Но я тринадцатый такой,
И Гале я не нужен…
Здесь Валя-Кира, не выдержав, закрыла лицо руками и зарыдала.
– Что случилось? – испуганно вскрикнул Фёдор, бросаясь к девушке.
– Тринадцатого жалко, – призналась Валя, у которой слёзы катились градом.
Гаврила, растроганный собственной песней, и сам чуть не плакал:
– Не огорчайтесь, прекрасная дама! Это всего лишь баллада, – воскликнул он. – Не хотите ли послушать что-нибудь не столь печальное? Вот, например, героическая баллада о воинских похождениях тринадцатого ребёнка в семье многодетных родителей, который…

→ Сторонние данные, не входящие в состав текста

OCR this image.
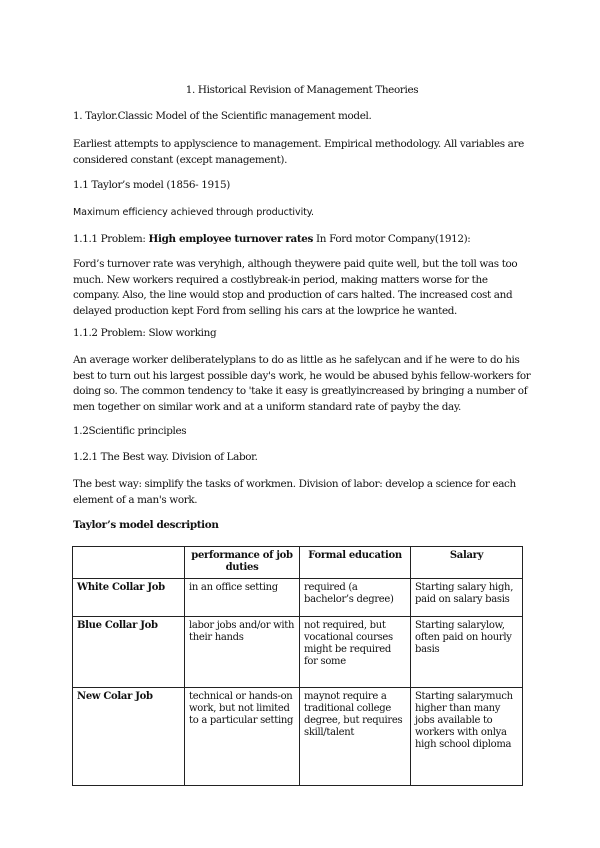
1. Historical Revision of Management Theories

1. Taylor.Classic Model of the Scientific management model.

Earliest attempts to applyscience to management. Empirical methodology. All variables are considered constant (except management).

1.1 Taylor’s model (1856- 1915)

Maximum efficiency achieved through productivity.

1.1.1 Problem: High employee turnover rates In Ford motor Company(1912):

Ford’s turnover rate was veryhigh, although theywere paid quite well, but the toll was too much. New workers required a costlybreak-in period, making matters worse for the company. Also, the line would stop and production of cars halted. The increased cost and delayed production kept Ford from selling his cars at the lowprice he wanted.

1.1.2 Problem: Slow working

An average worker deliberatelyplans to do as little as he safelycan and if he were to do his best to turn out his largest possible day's work, he would be abused byhis fellow-workers for doing so. The common tendency to 'take it easy is greatlyincreased by bringing a number of men together on similar work and at a uniform standard rate of payby the day.

1.2Scientific principles

1.2.1 The Best way. Division of Labor.

The best way: simplify the tasks of workmen. Division of labor: develop a science for each element of a man's work.

Taylor’s model description

	performance of job duties	Formal education	Salary
White Collar Job	in an office setting	required (a bachelor’s degree)	Starting salary high, paid on salary basis
Blue Collar Job	labor jobs and/or with their hands	not required, but vocational courses might be required for some	Starting salarylow, often paid on hourly basis
New Colar Job	technical or hands-on work, but not limited to a particular setting	maynot require a traditional college degree, but requires skill/talent	Starting salarymuch higher than many jobs available to workers with onlya high school diploma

– Достаточно, – сухо сказал Лефтенант. – Знаем уже… Фёдор! Мастерам культуры выдать банку тушёнки, объявить благодарность и гнать в шею!
Козырнув, сын эфира потянулся к рюкзаку.
– Так, стало быть, и живёте? – спросил он, доставая гонорар.
– Так и живём, – подтвердил старший. Банка мгновенно исчезла в дорожной торбе. – Ходим от села к селу, поём и танцуем. Людям нравится, благодарят.
– Несём в массы культур-мультур, – солидно добавил менестрель Гаврила.
– А нам что? – продолжал старший. – Нам много не надо. Хлебца с картошечкой – тем и сыты!
К певцам подошёл Мориурти.
– А что, ребята, – вкрадчиво спросил он, – как у вас тут без телевидения? Без видеопанелей, опять же?
Менестрели переглянулись.
– Да мы его, можно сказать, не помним, – ответил за всех Гаврила, пожимая плечами. – Его уж лет десять как нет, а мы об ту пору, почитай, совсем мальцами были. Вы лучше стариков расспросите. В Поросячьем Углу, например…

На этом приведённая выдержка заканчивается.